Amélie van Elmbt: « Déconstruire le mythe pour en observer les fondations »

Maya Duverdier et Amélie van Elmbt, au Festival de Gand. Photo: Bart Baevergems

On a rencontré la réalisatrice belge Amélie van Elmbt, qui nous parle de son nouveau film, Dreaming Walls (voir notre critique), co-réalisé avec Maya Duverdier, documentaire intense et envoûtant sur les âmes qui hantent les murs du fameux Chelsea Hotel.

Quelles sont les origines du projet, comment vos envies de récit autour de ce lieu mythique se sont cristallisées pour donner corps au film?

Maya Duverdier (ndlr: la co-réalisatrice du film) et moi étions à New York pour la projection de mon film précédent, Drôle de père, qui avait lieu dans la même rue que le Chelsea Hotel.
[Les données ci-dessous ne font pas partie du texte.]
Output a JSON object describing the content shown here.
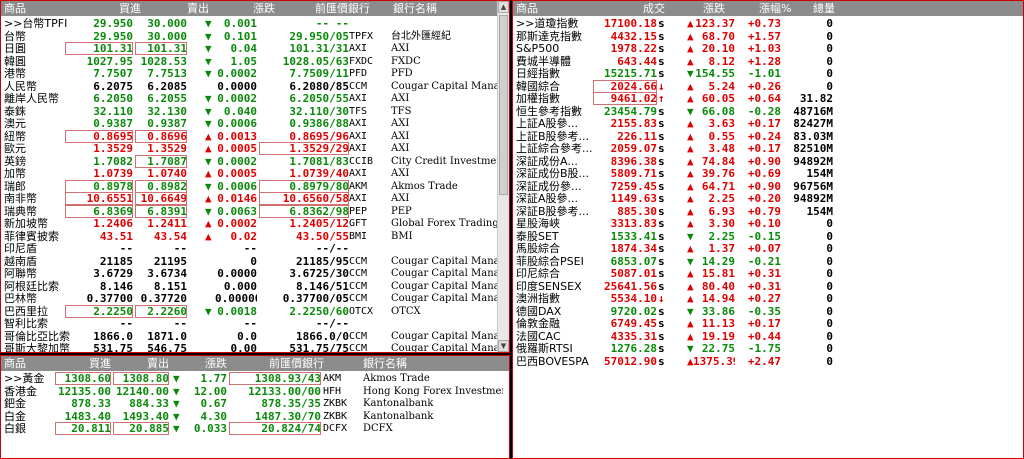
{
  "fx": {
    "headers": {
      "product": "商品",
      "buy": "買進",
      "sell": "賣出",
      "change": "漲跌",
      "close_bank": "前匯價銀行",
      "bank_name": "銀行名稱"
    },
    "rows": [
      {
        "name": ">>台幣TPFI",
        "buy": "29.950",
        "sell": "30.000",
        "arrow": "down",
        "chg": "0.001",
        "prev": "-- --",
        "bank": ""
      },
      {
        "name": "台幣",
        "buy": "29.950",
        "sell": "30.000",
        "arrow": "down",
        "chg": "0.101",
        "prev": "29.950/05",
        "src": "TPFX",
        "bank": "台北外匯經紀"
      },
      {
        "name": "日圓",
        "buy": "101.31",
        "sell": "101.31",
        "arrow": "down",
        "chg": "0.04",
        "prev": "101.31/31",
        "src": "AXI",
        "bank": "AXI",
        "boxbuy": true,
        "boxsell": true
      },
      {
        "name": "韓圓",
        "buy": "1027.95",
        "sell": "1028.53",
        "arrow": "down",
        "chg": "1.05",
        "prev": "1028.05/63",
        "src": "FXDC",
        "bank": "FXDC"
      },
      {
        "name": "港幣",
        "buy": "7.7507",
        "sell": "7.7513",
        "arrow": "down",
        "chg": "0.0002",
        "prev": "7.7509/11",
        "src": "PFD",
        "bank": "PFD"
      },
      {
        "name": "人民幣",
        "buy": "6.2075",
        "sell": "6.2085",
        "arrow": "none",
        "chg": "0.0000",
        "prev": "6.2080/85",
        "src": "CCM",
        "bank": "Cougar Capital Manage..."
      },
      {
        "name": "離岸人民幣",
        "buy": "6.2050",
        "sell": "6.2055",
        "arrow": "down",
        "chg": "0.0002",
        "prev": "6.2050/55",
        "src": "AXI",
        "bank": "AXI"
      },
      {
        "name": "泰銖",
        "buy": "32.110",
        "sell": "32.130",
        "arrow": "down",
        "chg": "0.040",
        "prev": "32.110/30",
        "src": "TFS",
        "bank": "TFS"
      },
      {
        "name": "澳元",
        "buy": "0.9387",
        "sell": "0.9387",
        "arrow": "down",
        "chg": "0.0006",
        "prev": "0.9386/88",
        "src": "AXI",
        "bank": "AXI"
      },
      {
        "name": "紐幣",
        "buy": "0.8695",
        "sell": "0.8696",
        "arrow": "up",
        "chg": "0.0013",
        "prev": "0.8695/96",
        "src": "AXI",
        "bank": "AXI",
        "boxbuy": true,
        "boxsell": true
      },
      {
        "name": "歐元",
        "buy": "1.3529",
        "sell": "1.3529",
        "arrow": "up",
        "chg": "0.0005",
        "prev": "1.3529/29",
        "src": "AXI",
        "bank": "AXI",
        "boxprev": true
      },
      {
        "name": "英鎊",
        "buy": "1.7082",
        "sell": "1.7087",
        "arrow": "down",
        "chg": "0.0002",
        "prev": "1.7081/83",
        "src": "CCIB",
        "bank": "City Credit Investment B...",
        "boxsell": true
      },
      {
        "name": "加幣",
        "buy": "1.0739",
        "sell": "1.0740",
        "arrow": "up",
        "chg": "0.0005",
        "prev": "1.0739/40",
        "src": "AXI",
        "bank": "AXI"
      },
      {
        "name": "瑞郎",
        "buy": "0.8978",
        "sell": "0.8982",
        "arrow": "down",
        "chg": "0.0006",
        "prev": "0.8979/80",
        "src": "AKM",
        "bank": "Akmos Trade",
        "boxbuy": true,
        "boxsell": true,
        "boxprev": true
      },
      {
        "name": "南非幣",
        "buy": "10.6551",
        "sell": "10.6649",
        "arrow": "up",
        "chg": "0.0146",
        "prev": "10.6560/58",
        "src": "AXI",
        "bank": "AXI",
        "boxbuy": true,
        "boxsell": true,
        "boxprev": true
      },
      {
        "name": "瑞典幣",
        "buy": "6.8369",
        "sell": "6.8391",
        "arrow": "down",
        "chg": "0.0063",
        "prev": "6.8362/98",
        "src": "PEP",
        "bank": "PEP",
        "boxbuy": true,
        "boxsell": true,
        "boxprev": true
      },
      {
        "name": "新加坡幣",
        "buy": "1.2406",
        "sell": "1.2411",
        "arrow": "up",
        "chg": "0.0002",
        "prev": "1.2405/12",
        "src": "GFT",
        "bank": "Global Forex Trading"
      },
      {
        "name": "菲律賓披索",
        "buy": "43.51",
        "sell": "43.54",
        "arrow": "up",
        "chg": "0.02",
        "prev": "43.50/55",
        "src": "BMI",
        "bank": "BMI"
      },
      {
        "name": "印尼盾",
        "buy": "--",
        "sell": "--",
        "arrow": "none",
        "chg": "--",
        "prev": "--/--",
        "src": "",
        "bank": "",
        "plain": true
      },
      {
        "name": "越南盾",
        "buy": "21185",
        "sell": "21195",
        "arrow": "none",
        "chg": "0",
        "prev": "21185/95",
        "src": "CCM",
        "bank": "Cougar Capital Manage..."
      },
      {
        "name": "阿聯幣",
        "buy": "3.6729",
        "sell": "3.6734",
        "arrow": "none",
        "chg": "0.0000",
        "prev": "3.6725/30",
        "src": "CCM",
        "bank": "Cougar Capital Manage..."
      },
      {
        "name": "阿根廷比索",
        "buy": "8.146",
        "sell": "8.151",
        "arrow": "none",
        "chg": "0.000",
        "prev": "8.146/51",
        "src": "CCM",
        "bank": "Cougar Capital Manage..."
      },
      {
        "name": "巴林幣",
        "buy": "0.37700",
        "sell": "0.37720",
        "arrow": "none",
        "chg": "0.00000",
        "prev": "0.37700/05",
        "src": "CCM",
        "bank": "Cougar Capital Manage..."
      },
      {
        "name": "巴西里拉",
        "buy": "2.2250",
        "sell": "2.2260",
        "arrow": "down",
        "chg": "0.0018",
        "prev": "2.2250/60",
        "src": "OTCX",
        "bank": "OTCX",
        "boxbuy": true,
        "boxsell": true
      },
      {
        "name": "智利比索",
        "buy": "--",
        "sell": "--",
        "arrow": "none",
        "chg": "--",
        "prev": "--/--",
        "src": "",
        "bank": "",
        "plain": true
      },
      {
        "name": "哥倫比亞比索",
        "buy": "1866.0",
        "sell": "1871.0",
        "arrow": "none",
        "chg": "0.0",
        "prev": "1866.0/0",
        "src": "CCM",
        "bank": "Cougar Capital Manage..."
      },
      {
        "name": "哥斯大黎加幣",
        "buy": "531.75",
        "sell": "546.75",
        "arrow": "none",
        "chg": "0.00",
        "prev": "531.75/75",
        "src": "CCM",
        "bank": "Cougar Capital Manage..."
      }
    ]
  },
  "metal": {
    "headers": {
      "product": "商品",
      "buy": "買進",
      "sell": "賣出",
      "change": "漲跌",
      "close_bank": "前匯價銀行",
      "bank_name": "銀行名稱"
    },
    "rows": [
      {
        "name": ">>黃金",
        "buy": "1308.60",
        "sell": "1308.80",
        "arrow": "down",
        "chg": "1.77",
        "prev": "1308.93/43",
        "src": "AKM",
        "bank": "Akmos Trade",
        "boxbuy": true,
        "boxsell": true,
        "boxprev": true
      },
      {
        "name": "香港金",
        "buy": "12135.00",
        "sell": "12140.00",
        "arrow": "down",
        "chg": "12.00",
        "prev": "12133.00/00",
        "src": "HFH",
        "bank": "Hong Kong Forex Investment"
      },
      {
        "name": "鈀金",
        "buy": "878.33",
        "sell": "884.33",
        "arrow": "down",
        "chg": "0.67",
        "prev": "878.35/35",
        "src": "ZKBK",
        "bank": "Kantonalbank"
      },
      {
        "name": "白金",
        "buy": "1483.40",
        "sell": "1493.40",
        "arrow": "down",
        "chg": "4.30",
        "prev": "1487.30/70",
        "src": "ZKBK",
        "bank": "Kantonalbank"
      },
      {
        "name": "白銀",
        "buy": "20.811",
        "sell": "20.885",
        "arrow": "down",
        "chg": "0.033",
        "prev": "20.824/74",
        "src": "DCFX",
        "bank": "DCFX",
        "boxbuy": true,
        "boxsell": true,
        "boxprev": true
      }
    ]
  },
  "idx": {
    "headers": {
      "product": "商品",
      "price": "成交",
      "change": "漲跌",
      "pct": "漲幅%",
      "volume": "總量"
    },
    "rows": [
      {
        "name": ">>道瓊指數",
        "price": "17100.18",
        "s": "s",
        "arrow": "up",
        "chg": "123.37",
        "pct": "+0.73",
        "vol": "0"
      },
      {
        "name": "那斯達克指數",
        "price": "4432.15",
        "s": "s",
        "arrow": "up",
        "chg": "68.70",
        "pct": "+1.57",
        "vol": "0"
      },
      {
        "name": "S&P500",
        "price": "1978.22",
        "s": "s",
        "arrow": "up",
        "chg": "20.10",
        "pct": "+1.03",
        "vol": "0"
      },
      {
        "name": "費城半導體",
        "price": "643.44",
        "s": "s",
        "arrow": "up",
        "chg": "8.12",
        "pct": "+1.28",
        "vol": "0"
      },
      {
        "name": "日經指數",
        "price": "15215.71",
        "s": "s",
        "arrow": "down",
        "chg": "154.55",
        "pct": "-1.01",
        "vol": "0"
      },
      {
        "name": "韓國綜合",
        "price": "2024.66",
        "s": "↓",
        "arrow": "up",
        "chg": "5.24",
        "pct": "+0.26",
        "vol": "0",
        "boxprice": true
      },
      {
        "name": "加權指數",
        "price": "9461.02",
        "s": "↑",
        "arrow": "up",
        "chg": "60.05",
        "pct": "+0.64",
        "vol": "31.82",
        "boxprice": true
      },
      {
        "name": "恒生參考指數",
        "price": "23454.79",
        "s": "s",
        "arrow": "down",
        "chg": "66.08",
        "pct": "-0.28",
        "vol": "48716M"
      },
      {
        "name": "上証A股參...",
        "price": "2155.83",
        "s": "s",
        "arrow": "up",
        "chg": "3.63",
        "pct": "+0.17",
        "vol": "82427M"
      },
      {
        "name": "上証B股參考...",
        "price": "226.11",
        "s": "s",
        "arrow": "up",
        "chg": "0.55",
        "pct": "+0.24",
        "vol": "83.03M"
      },
      {
        "name": "上証綜合參考...",
        "price": "2059.07",
        "s": "s",
        "arrow": "up",
        "chg": "3.48",
        "pct": "+0.17",
        "vol": "82510M"
      },
      {
        "name": "深証成份A...",
        "price": "8396.38",
        "s": "s",
        "arrow": "up",
        "chg": "74.84",
        "pct": "+0.90",
        "vol": "94892M"
      },
      {
        "name": "深証成份B股...",
        "price": "5809.71",
        "s": "s",
        "arrow": "up",
        "chg": "39.76",
        "pct": "+0.69",
        "vol": "154M"
      },
      {
        "name": "深証成份參...",
        "price": "7259.45",
        "s": "s",
        "arrow": "up",
        "chg": "64.71",
        "pct": "+0.90",
        "vol": "96756M"
      },
      {
        "name": "深証A股參...",
        "price": "1149.63",
        "s": "s",
        "arrow": "up",
        "chg": "2.25",
        "pct": "+0.20",
        "vol": "94892M"
      },
      {
        "name": "深証B股參考...",
        "price": "885.30",
        "s": "s",
        "arrow": "up",
        "chg": "6.93",
        "pct": "+0.79",
        "vol": "154M"
      },
      {
        "name": "星股海峽",
        "price": "3313.83",
        "s": "s",
        "arrow": "up",
        "chg": "3.30",
        "pct": "+0.10",
        "vol": "0"
      },
      {
        "name": "泰股SET",
        "price": "1533.41",
        "s": "s",
        "arrow": "down",
        "chg": "2.25",
        "pct": "-0.15",
        "vol": "0"
      },
      {
        "name": "馬股綜合",
        "price": "1874.34",
        "s": "s",
        "arrow": "up",
        "chg": "1.37",
        "pct": "+0.07",
        "vol": "0"
      },
      {
        "name": "菲股綜合PSEI",
        "price": "6853.07",
        "s": "s",
        "arrow": "down",
        "chg": "14.29",
        "pct": "-0.21",
        "vol": "0"
      },
      {
        "name": "印尼綜合",
        "price": "5087.01",
        "s": "s",
        "arrow": "up",
        "chg": "15.81",
        "pct": "+0.31",
        "vol": "0"
      },
      {
        "name": "印度SENSEX",
        "price": "25641.56",
        "s": "s",
        "arrow": "up",
        "chg": "80.40",
        "pct": "+0.31",
        "vol": "0"
      },
      {
        "name": "澳洲指數",
        "price": "5534.10",
        "s": "↓",
        "arrow": "up",
        "chg": "14.94",
        "pct": "+0.27",
        "vol": "0"
      },
      {
        "name": "德國DAX",
        "price": "9720.02",
        "s": "s",
        "arrow": "down",
        "chg": "33.86",
        "pct": "-0.35",
        "vol": "0"
      },
      {
        "name": "倫敦金融",
        "price": "6749.45",
        "s": "s",
        "arrow": "up",
        "chg": "11.13",
        "pct": "+0.17",
        "vol": "0"
      },
      {
        "name": "法國CAC",
        "price": "4335.31",
        "s": "s",
        "arrow": "up",
        "chg": "19.19",
        "pct": "+0.44",
        "vol": "0"
      },
      {
        "name": "俄羅斯RTSI",
        "price": "1276.28",
        "s": "s",
        "arrow": "down",
        "chg": "22.75",
        "pct": "-1.75",
        "vol": "0"
      },
      {
        "name": "巴西BOVESPA",
        "price": "57012.90",
        "s": "s",
        "arrow": "up",
        "chg": "1375.39",
        "pct": "+2.47",
        "vol": "0"
      }
    ]
  },
  "colors": {
    "up": "#e00000",
    "down": "#0a8a0a",
    "header_bg": "#8c8c8c",
    "border": "#cc0000"
  }
}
On connaissait l’hôtel évidemment, d’autant que l’on venait de lire le livre de Patti Smith, Just Kids. On a poussé la porte de l’hôtel de manière hyper naïve, sans aucune arrière-pensée. Et c’est en rencontrant Merle Lister, la danseuse que l’on voit dans le film, que l’on s’est dit: « Wow, il y a surement quelque chose à faire ici. » On a invité Merle à voir le film, en retour elle nous a invitées à entrer dans l’hôtel qui était en travaux, et que l’on ne pouvait visiter que si l’on connaissait quelqu’un qui y vivait. Grâce ce lien très ténu au départ, on a pu entrer dans le Chelsea, en travaux depuis plus de dix ans, et rencontrer toutes ces personnes qui y vivaient et y créaient malgré tout, dans des conditions vraiment difficiles.
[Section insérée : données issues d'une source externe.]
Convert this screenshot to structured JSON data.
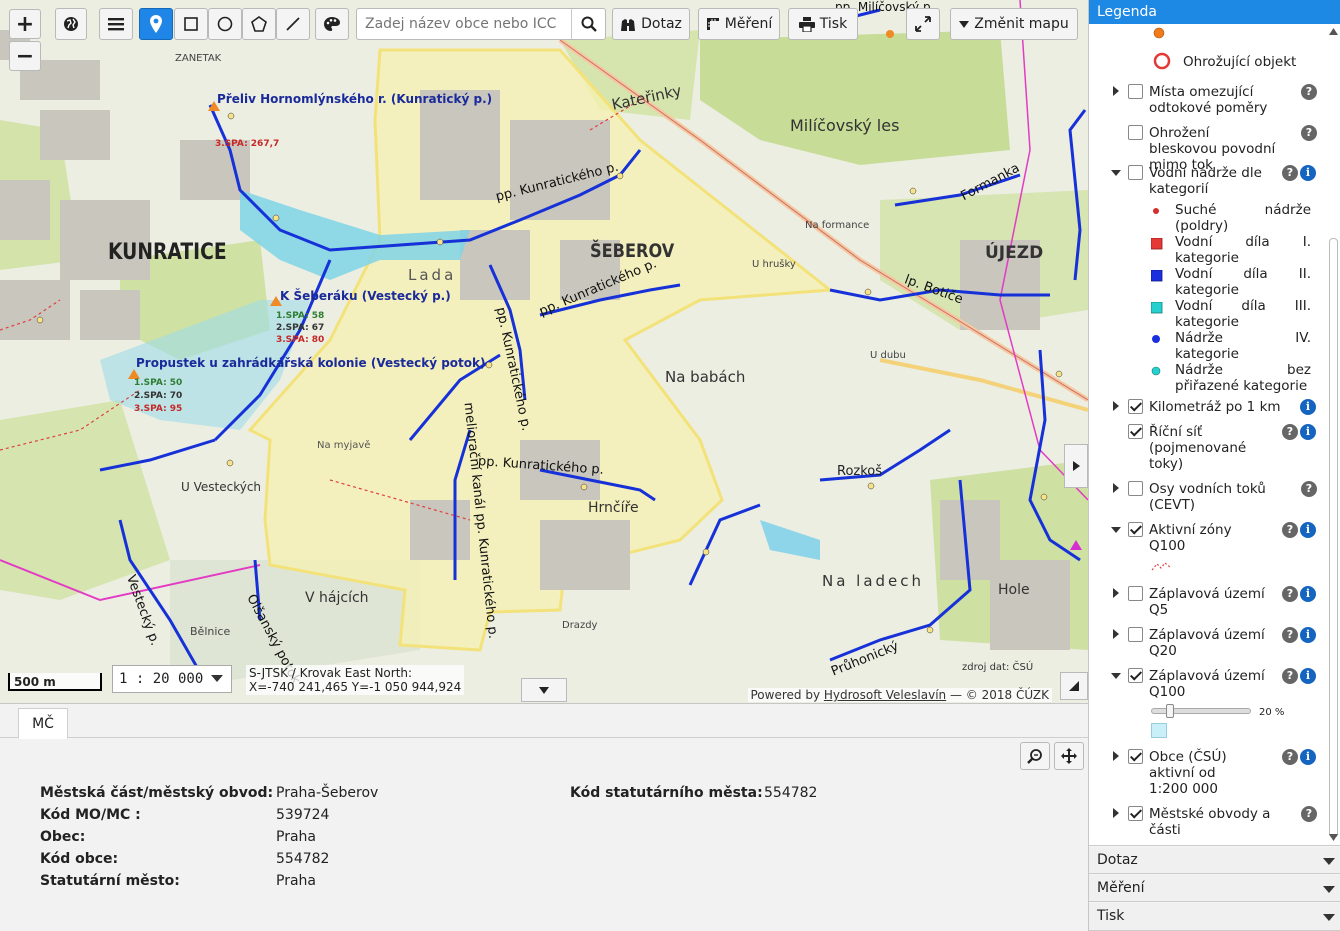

En passant du temps-là, on s’est dit que l’on était face à un moment de suspension, entre ce que l’hôtel avait été, et ce qu’il allait devenir, et que c’était le bon moment pour ausculter ce lieu et ses habitant·es. A l’origine donc, il y a la rencontre avec Merle, puis la déconstruction de l’image que l’on pouvait faire d’un lieu mythique, face à sa réalité.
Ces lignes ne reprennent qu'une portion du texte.